Indonesia.go.id - Ini Dia Ventilator Karya Anak Negeri

Ini Dia Ventilator Karya Anak Negeri

  • Administrator
  • Sabtu, 9 Mei 2020 | 03:33 WIB
PANDEMI COVID-19
  Ventilator Resusitator Manual (VRM) buatan PT Pindad sedang diuji di Bandung, Jawa Barat, Jumat (24/4/2020). Foto: ANTARA FOTO/M Agung Rajasa

Badan usaha milik negara (BUMN) dan perguruan tinggi negeri berlomba menciptakan alat bantu pernapasan untuk dimanfaatkan rumah sakit menangani pasien Covid-19.

 

Sejak merebaknya virus corona, hingga ditetapkan sebagai pandemi oleh Badan Kesehatan Dunia atau World Health Organization (WHO), terjadi peningkatan kebutuhan atas alat penunjang medis, salah satunya, ventilator. Seperti halnya alat pelindung diri (APD) dan juga masker untuk pengamanan para tenaga medis, kehadiran ventilator sangat diperlukan bagi penanganan pasien penderita pagebluk corona.

Ventilator merupakan alat bantu yang meniupkan udara ke paru pasien melalui pipa halus yang menyusup lewat kerongkongan, dan sekaligus mengisap keluar karbon dioksida (CO2) dari paru. Paru merupakan jaringan pembuluh kapiler yang pada ujungnya ada organ kecil berupa seperti balon yang disebut alveoli. Ada dua set pembuluh darah di alveoli, yang membawa darah kotor dari seluruh penjuru badan dan satu lagi melepaskan CO2 lewat alveoli. Di saat bersamaan, alveoli menangkap oksigen baru untuk dibawa ke seluruh badan guna menggerakkan metabolisme.

Dalam kondisi normal, sistem pernapasan manusia dan mamalia ini akan memasukkan udara segar pembawa oksigen melalui hidung ke paru. Selanjutnya hidung juga mengembuskan CO2 yang dikeluarkan paru. Pada pasien Covid-19 yang parah, organ paru itu diselimuti selaput lendir yang terbuat dari koloni virus. Kabut lendir seperti itu sering muncul pada penderita radang paru pneumonia (bronchitis) akibat infeksi oleh, antara lain, bakteri Streptococcus pneumoniae. Dalam keadaan kronis, penderita akan merasa sesak napas.
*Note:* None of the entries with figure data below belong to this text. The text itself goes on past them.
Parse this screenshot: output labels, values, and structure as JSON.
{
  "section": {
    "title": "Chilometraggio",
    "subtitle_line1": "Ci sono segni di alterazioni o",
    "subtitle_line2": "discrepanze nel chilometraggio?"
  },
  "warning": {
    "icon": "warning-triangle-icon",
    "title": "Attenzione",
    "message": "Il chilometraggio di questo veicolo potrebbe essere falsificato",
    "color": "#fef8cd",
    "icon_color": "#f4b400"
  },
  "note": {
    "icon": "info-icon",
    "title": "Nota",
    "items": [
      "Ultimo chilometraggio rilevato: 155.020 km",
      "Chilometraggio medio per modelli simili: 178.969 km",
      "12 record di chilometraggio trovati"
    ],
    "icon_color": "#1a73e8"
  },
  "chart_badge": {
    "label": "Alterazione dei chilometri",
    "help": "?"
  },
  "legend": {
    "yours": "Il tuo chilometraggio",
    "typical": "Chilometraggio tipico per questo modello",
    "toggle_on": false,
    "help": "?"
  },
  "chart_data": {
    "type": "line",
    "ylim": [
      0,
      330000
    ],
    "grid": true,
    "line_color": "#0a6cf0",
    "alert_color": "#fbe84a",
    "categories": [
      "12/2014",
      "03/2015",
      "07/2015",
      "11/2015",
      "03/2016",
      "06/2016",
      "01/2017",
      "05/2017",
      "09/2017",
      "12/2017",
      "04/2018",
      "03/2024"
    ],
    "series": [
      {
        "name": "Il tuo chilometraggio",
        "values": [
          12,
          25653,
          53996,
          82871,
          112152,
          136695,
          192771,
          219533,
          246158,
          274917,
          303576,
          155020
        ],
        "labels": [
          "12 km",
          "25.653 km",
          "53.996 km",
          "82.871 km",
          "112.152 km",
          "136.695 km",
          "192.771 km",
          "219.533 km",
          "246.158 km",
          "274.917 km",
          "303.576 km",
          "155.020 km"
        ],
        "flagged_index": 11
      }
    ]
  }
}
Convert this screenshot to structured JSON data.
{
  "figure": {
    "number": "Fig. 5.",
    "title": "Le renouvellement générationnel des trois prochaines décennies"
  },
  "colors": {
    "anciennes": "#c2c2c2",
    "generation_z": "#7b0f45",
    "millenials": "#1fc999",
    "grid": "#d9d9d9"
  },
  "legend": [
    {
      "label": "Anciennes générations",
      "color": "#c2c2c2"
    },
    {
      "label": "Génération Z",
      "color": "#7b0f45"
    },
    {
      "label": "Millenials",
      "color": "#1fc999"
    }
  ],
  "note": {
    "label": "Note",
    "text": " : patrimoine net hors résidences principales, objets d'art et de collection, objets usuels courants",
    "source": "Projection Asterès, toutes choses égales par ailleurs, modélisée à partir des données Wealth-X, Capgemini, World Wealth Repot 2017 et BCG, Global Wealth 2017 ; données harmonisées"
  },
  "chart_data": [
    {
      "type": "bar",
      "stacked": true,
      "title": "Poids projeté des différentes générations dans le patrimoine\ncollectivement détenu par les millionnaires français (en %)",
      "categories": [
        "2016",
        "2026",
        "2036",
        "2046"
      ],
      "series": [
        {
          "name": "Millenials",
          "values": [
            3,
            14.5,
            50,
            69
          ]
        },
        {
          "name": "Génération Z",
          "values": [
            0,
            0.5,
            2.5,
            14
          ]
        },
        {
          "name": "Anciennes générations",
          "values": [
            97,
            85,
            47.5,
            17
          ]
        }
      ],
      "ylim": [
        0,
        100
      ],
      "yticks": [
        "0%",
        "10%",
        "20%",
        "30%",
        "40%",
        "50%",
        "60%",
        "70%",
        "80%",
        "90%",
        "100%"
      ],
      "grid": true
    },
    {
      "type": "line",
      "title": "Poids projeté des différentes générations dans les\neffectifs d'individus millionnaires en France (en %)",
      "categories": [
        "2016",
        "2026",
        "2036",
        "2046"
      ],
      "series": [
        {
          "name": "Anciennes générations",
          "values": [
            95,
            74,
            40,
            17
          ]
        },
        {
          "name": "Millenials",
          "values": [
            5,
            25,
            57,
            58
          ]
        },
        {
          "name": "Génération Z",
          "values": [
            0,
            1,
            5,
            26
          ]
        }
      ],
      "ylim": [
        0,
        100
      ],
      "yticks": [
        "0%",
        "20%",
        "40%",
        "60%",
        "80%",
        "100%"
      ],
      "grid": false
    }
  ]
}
Pada kasus pasien Covid-19, gejala sesak napas itu tak bisa dianggap enteng. Pada pasien yang punya bawaan penyakit gula, jantung, lever, ginjal, kekurangan oksigen itu bisa berakibat buruk, bahkan bisa mendatangkan efek kematian.

Ventilator menjadi solusinya. Tiupan udara yang digerakkan mesin itu bisa menyibak selaput virus dan membuka alveoli untuk bekerja. Ia menangkap oksigen, sekaligus menghembuskan CO2. Jadi, ventilator bekerja laiknya tarikan napas. Ada saatnya ia memompakan udara, dan ada saatnya pula ia membuang gas residu dari paru. Pasien Covid-19 kadang memerlukan bantuan ventilator tiga hingga empat hari.

Saat ini, Indonesia masih sangat memerlukan kehadiran ribuan ventilator. Berdasarkan data Kementerian Kesehatan (Kemenkes) RI, baru terdapat sekitar 8.413 unit ventilator yang tersebar di 2.870 rumah sakit milik pemerintah dan swasta. Sebagian besar merupakan barang impor. Harganya pun cukup lumayan, bisa mencapai ratusan juta bahkan miliaran rupiah per unitnya. 

Kita bukan tidak mampu menghasilkan sendiri ventilator karya anak negeri, terlebih dalam kondisi pandemi seperti sekarang ini. Tapi tingginya ketergantungan akan bahan baku impor untuk memproduksi sebuah ventilator memang menjadi tantangan tersendiri.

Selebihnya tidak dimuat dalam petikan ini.